Hulusi Ağabey bu hatırayı bir başka yerde anlatırken sadece BİSMİLLAH demiyor. Bilakis, duya doya Üstadımızın okuduğu şekilde BİSMİLLAHİRRAHMANİRRAHİM diyor. Tek tek harfleri mahreçlerine uygun ve tecvid kaidelerine şâyeste biçimde… Evet BÜYÜK, TÜKENMEZ BİR KUVVET, ÇOK, BİTMEZ BİR BEREKET ve MÜBAREK BİR DEFİNE OLAN BİSMİLLAHİRRAHMANİRRAHİM işte böyle okunmalı.
“Keza bizler, çok işlerimizde, şeytanın şerrinden Allah’a sığınır ve Cenab-ı Hakk’ın bizi korumasını dileriz. En mahrem meselelerimize kadar her hususta bu disiplinlere dikkat ederiz. Böyle bir istiâne ve istiâze sonucu dünyaya gelen çocuklarımızın iyi, sâlih olacağına ve neticeye şeytanın parmak karıştıramayacağına inanırız.
“Bu istiâne (Allah’tan yardım isteme) ve istiâzeyi (Allah’a sığınmayı) yapmayan birinin, küçük gibi görünen böyle bir ihmâl sonucu başına öyle gâileler gelir ki, nereden geldiğini bilmez ama, onların altında ezilir gider. İnsan, bu konuda hiçbir noktayı ihmal etmemelidir. Yapmakla mükellef olduğu büyük-küçük her şeyi yapmalı, tâbî tutulduğu imtihanın bütün şartlarını yerine getirmeli, dinin kendisine yüklediği sorumlulukları yerine getirirken fevkalâde hassas ve titiz davranarak asla gaflete düşmemelidir.

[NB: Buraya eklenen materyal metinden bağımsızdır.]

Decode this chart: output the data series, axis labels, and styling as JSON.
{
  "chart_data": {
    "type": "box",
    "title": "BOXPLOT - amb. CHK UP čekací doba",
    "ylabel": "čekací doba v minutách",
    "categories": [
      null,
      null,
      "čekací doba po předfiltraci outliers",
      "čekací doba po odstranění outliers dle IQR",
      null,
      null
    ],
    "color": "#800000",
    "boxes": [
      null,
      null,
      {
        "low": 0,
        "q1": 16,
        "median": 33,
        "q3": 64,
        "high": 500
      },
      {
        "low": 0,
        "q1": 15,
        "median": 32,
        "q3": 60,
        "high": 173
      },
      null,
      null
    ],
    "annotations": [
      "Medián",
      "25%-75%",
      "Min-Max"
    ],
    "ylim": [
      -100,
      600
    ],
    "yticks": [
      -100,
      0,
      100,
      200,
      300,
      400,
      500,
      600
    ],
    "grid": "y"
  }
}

“Bazen bir anlık bir fütur (gevşeklik), tıpkı dümen ve direksiyondaki kimsenin küçük bir gafletinin verdiği bir akıbeti netice verebilir. Evet mümin her an Allah’a dayanıp, Allah’a sığınmalıdır. En basit bir muamele gibi görünen nikahta dahi hep bu duygu ile hareket etmelidir. Nikah Allah adına yapılır, Allah’a bağlanmadan yapılan nikahın bereket getireceği, hayra vesile olacağı düşünülemez. Evet nikah mânevî bir bağdır; kerameti de Allah’la irtibatındadır.
“Bu itibarla nikah, Allah adına olacak ki, bereketli olsun. İçinde dua olacak ve Allah’ın koyduğu prensipler çerçevesinde gerçekleşecek hatta mihir söylenecek ki, istikbal vaad etsin. Allah (c.c.) Kendi adı anılan nikahı meymûn (uğurlu) ve mübarek kılar. Böyle bir nikâh, Allah’ın (c.c.) teminatı altındadır. İhtimal, istikbal vadedicidir ve eşler arası imtizaca da vesiledir.
“Günümüzde eşler arası çok sık şekilde boşanma hadiselerine şâhit olunmakta ve evliliklerde ciddi bir bereketsizlik, uğursuzluk ve hayırsızlık görülmektedir. İşlerin Allah adına yapılmaması, gelişigüzel ve hedefsiz olması, her şeyin sırf şehevî hislerini tatmin esasına bağlanması ve bütün bütün insanî değerlerin gözardı edilmesi, Batı aile sistemini temelden sarstığı gibi bizi de ırgalamış sayılabilir… Umumî ahval onu göstermektedir. Cenab-ı Haktan inayet ola…”
İnayet olması için de O’nun yolunda olmak gerekir.